「安全」とは何か?
普段から使う「安全」という言葉にも定義がある.安全の定義は国際的に標準化されており「許容できないリスクがないこと」とのことだ.英語でいうと「freedom from unacceptable risk.」と記載する.
ではここでいう「リスク」とは?日本語で「危険」と訳される「リスク」のほかに同じように危険と訳される言葉に「ハザード」という言葉がある.この「ハザード」という言葉は常に「リスク」とセットで考えられなければいけない.
リスクとハザードは日本語ではともに危険と訳されるがその実は異なる.ハザードとは潜在的危険のことであり,有害な影響を引き起こしうる性質のことをいう.登山においては雪崩,落石,天候の変化,浮石,支点の崩壊...などたくさんある.一方でリスクとは有害なことが生じた際の影響とそれが生じうる確率の両方を考慮したもののことをいう.一般的にはハザードの大きさとハザードの起きる確率と考えても差し支えないだろう.登山におけるリスクについてわかりやすく考えると以下の4つにわけられる.
- 生じたときの影響は大きい(命にかかわる,または大けが)し,生じる可能性が高い…①高
- 生じたときの影響は大きい(命にかかわる,または大けが)が,生じる可能性は低い…②中~高
- 生じたときの影響は小さいが(軽いけが程度),生じる可能性は高い…③低~高
- 生じたときの影響は小さいし(軽いけが程度),生じる可能性も低い…④低
冒頭で述べたように安全とはこの「リスク」で許容できないものがないことをいう.ではリスクが許容できるとはどのようなことなのか.それについて考える過程はリスクアセスメント(またはリスクマネジメント)と呼ばれる.リスクアセスメントではハザードの特定,リスクの評価,リスク許容度の評価,リスク低減の検討を行う.

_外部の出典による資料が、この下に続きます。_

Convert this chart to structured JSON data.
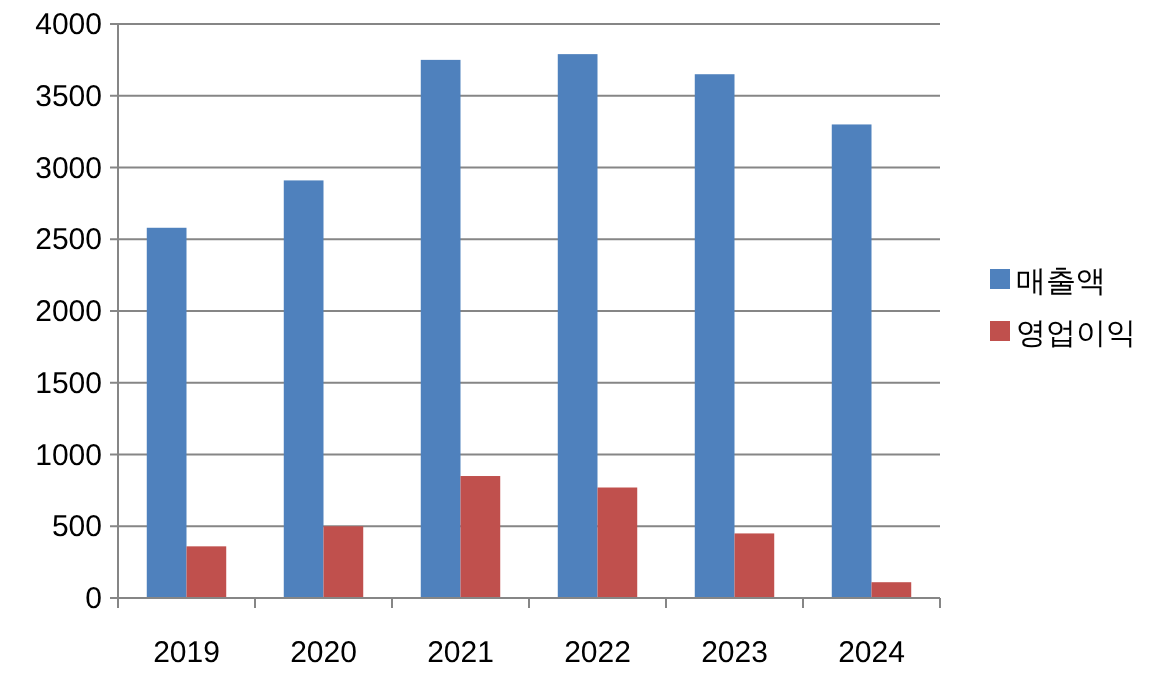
{
  "chart_data": {
    "type": "bar",
    "categories": [
      "2019",
      "2020",
      "2021",
      "2022",
      "2023",
      "2024"
    ],
    "series": [
      {
        "name": "매출액",
        "color": "#4f81bd",
        "values": [
          2580,
          2910,
          3750,
          3790,
          3650,
          3300
        ]
      },
      {
        "name": "영업이익",
        "color": "#c0504d",
        "values": [
          360,
          500,
          850,
          770,
          450,
          110
        ]
      }
    ],
    "ylim": [
      0,
      4000
    ],
    "yticks": [
      0,
      500,
      1000,
      1500,
      2000,
      2500,
      3000,
      3500,
      4000
    ],
    "grid": "y",
    "legend": "right"
  }
}
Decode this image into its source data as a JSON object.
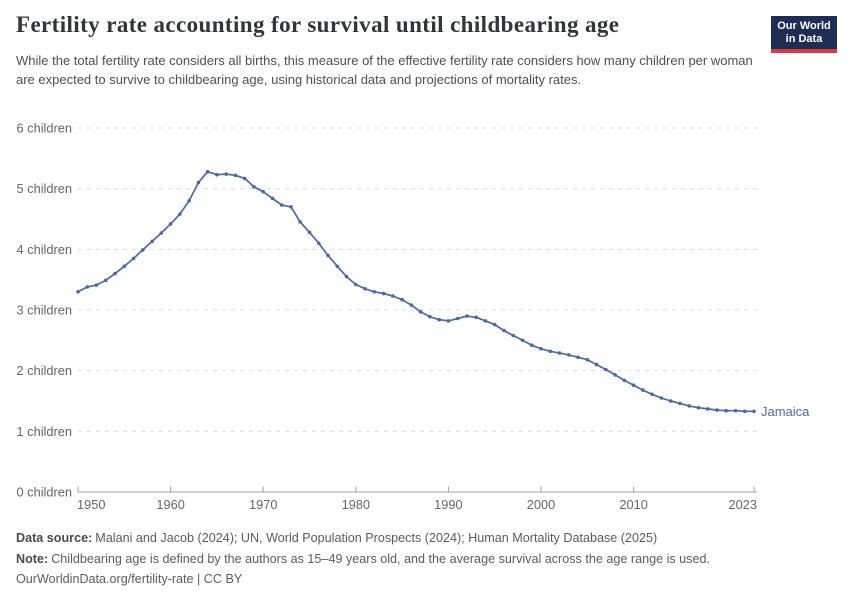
{
  "header": {
    "title": "Fertility rate accounting for survival until childbearing age",
    "subtitle": "While the total fertility rate considers all births, this measure of the effective fertility rate considers how many children per woman are expected to survive to childbearing age, using historical data and projections of mortality rates."
  },
  "logo": {
    "line1": "Our World",
    "line2": "in Data",
    "bg_color": "#1d2d54",
    "stripe_color": "#d93a3c"
  },
  "chart_data": {
    "type": "line",
    "title": "Fertility rate accounting for survival until childbearing age",
    "xlabel": "",
    "ylabel": "",
    "xlim": [
      1950,
      2023
    ],
    "ylim": [
      0,
      6
    ],
    "x_ticks": [
      1950,
      1960,
      1970,
      1980,
      1990,
      2000,
      2010,
      2023
    ],
    "y_ticks": [
      0,
      1,
      2,
      3,
      4,
      5,
      6
    ],
    "y_tick_suffix": " children",
    "grid": "horizontal-dashed",
    "legend_position": "end-of-line-label",
    "x": [
      1950,
      1951,
      1952,
      1953,
      1954,
      1955,
      1956,
      1957,
      1958,
      1959,
      1960,
      1961,
      1962,
      1963,
      1964,
      1965,
      1966,
      1967,
      1968,
      1969,
      1970,
      1971,
      1972,
      1973,
      1974,
      1975,
      1976,
      1977,
      1978,
      1979,
      1980,
      1981,
      1982,
      1983,
      1984,
      1985,
      1986,
      1987,
      1988,
      1989,
      1990,
      1991,
      1992,
      1993,
      1994,
      1995,
      1996,
      1997,
      1998,
      1999,
      2000,
      2001,
      2002,
      2003,
      2004,
      2005,
      2006,
      2007,
      2008,
      2009,
      2010,
      2011,
      2012,
      2013,
      2014,
      2015,
      2016,
      2017,
      2018,
      2019,
      2020,
      2021,
      2022,
      2023
    ],
    "series": [
      {
        "name": "Jamaica",
        "color": "#4c6a9f",
        "values": [
          3.3,
          3.38,
          3.41,
          3.49,
          3.6,
          3.72,
          3.85,
          3.99,
          4.13,
          4.27,
          4.42,
          4.58,
          4.8,
          5.1,
          5.28,
          5.23,
          5.24,
          5.22,
          5.17,
          5.03,
          4.95,
          4.84,
          4.73,
          4.7,
          4.45,
          4.28,
          4.1,
          3.9,
          3.72,
          3.55,
          3.42,
          3.35,
          3.3,
          3.27,
          3.23,
          3.17,
          3.08,
          2.97,
          2.89,
          2.84,
          2.82,
          2.86,
          2.9,
          2.88,
          2.82,
          2.76,
          2.66,
          2.58,
          2.5,
          2.42,
          2.36,
          2.32,
          2.29,
          2.26,
          2.22,
          2.18,
          2.1,
          2.02,
          1.93,
          1.84,
          1.76,
          1.68,
          1.61,
          1.55,
          1.5,
          1.46,
          1.42,
          1.39,
          1.37,
          1.35,
          1.34,
          1.34,
          1.33,
          1.33
        ]
      }
    ],
    "colors": {
      "grid": "#dcdcdc",
      "axis": "#a3a3a3",
      "tick_text": "#666666"
    }
  },
  "footer": {
    "data_source_label": "Data source:",
    "data_source_text": "Malani and Jacob (2024); UN, World Population Prospects (2024); Human Mortality Database (2025)",
    "note_label": "Note:",
    "note_text": "Childbearing age is defined by the authors as 15–49 years old, and the average survival across the age range is used.",
    "link": "OurWorldinData.org/fertility-rate | CC BY"
  }
}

リスクアセスメントの最初にやることはハザードの特定である.登山におけるハザードについては先にも少し触れたが次に列挙してみる.このときにできるだけたくさんのハザードを挙げたい.
- 雪崩
- 落石
- 天候の変化(雷雨,吹雪)
- 浮石
- 支点の崩壊
- 足場の崩壊
- 足の捻挫
- 凍傷,低体温症
- 体調不良
- ギアの落下
- ロープの断裂
- 地震
- 噴火
- 道迷い
- 高山病
……etc
次にこれらのハザードについてリスクの評価を行う.リスクの評価は前述のように大きく4つに分けるとわかりやすい.もちろん影響度,発生確率をそれぞれもっと細かく分けてもよい.例えば,地震は「生じたときの影響は大きいが,生じる可能性は低い」にわけられるかもしれない.ここのリスク評価は個々の経験や知識によって多少左右される.
こうしてリスクを評価した後にそれぞれのリスクについて許容できるか,できないかを評価する.①の生じたときの影響が大きく,生じる可能性が高いものは当然リスクは高く許容できない.一方で④の生じたときの影響は小さいし,生じる可能性も低いものはリスクは低く許容しても問題ないだろう.悩ましいのが②と③だ.②と③はそれぞれに影響の大きさと可能性の高さを評価してそのリスクを許容できるかどうかを考える必要がある.えてして多くの登山中のリスクはここに該当してくるような気がする...
最後に行うことはリスク低減の検討だ.許容できるリスクしかないとき,つまり許容できないリスクがないときは「安全」と言える.一方で許容できないリスクがあるときにはそのリスクを完全に排除するか,リスクを許容できるレベルまで下げる対策をとる必要がある.
例)
ハザードの特定:
雪崩
↓
リスクの評価:
降雪後で表層雪崩は起きやすい,雪崩に巻き込まれた場合には致命的になる(リスク高)
↓
リスク許容度の評価:
雪崩のリスクは許容できない.
↓
リスクの低減の検討:
・雪崩の起きにくい尾根づたいに登る(リスク高→低)
・ザイルをつないで登る(リスク高→中?高?)
・弱層テストを行う(リスクの再評価)
これらのプロセスを実際の登山中には経験的に行っていることが多いが,しっかりと意識しながら行うことができるとより安全な登山を楽しめることだろう.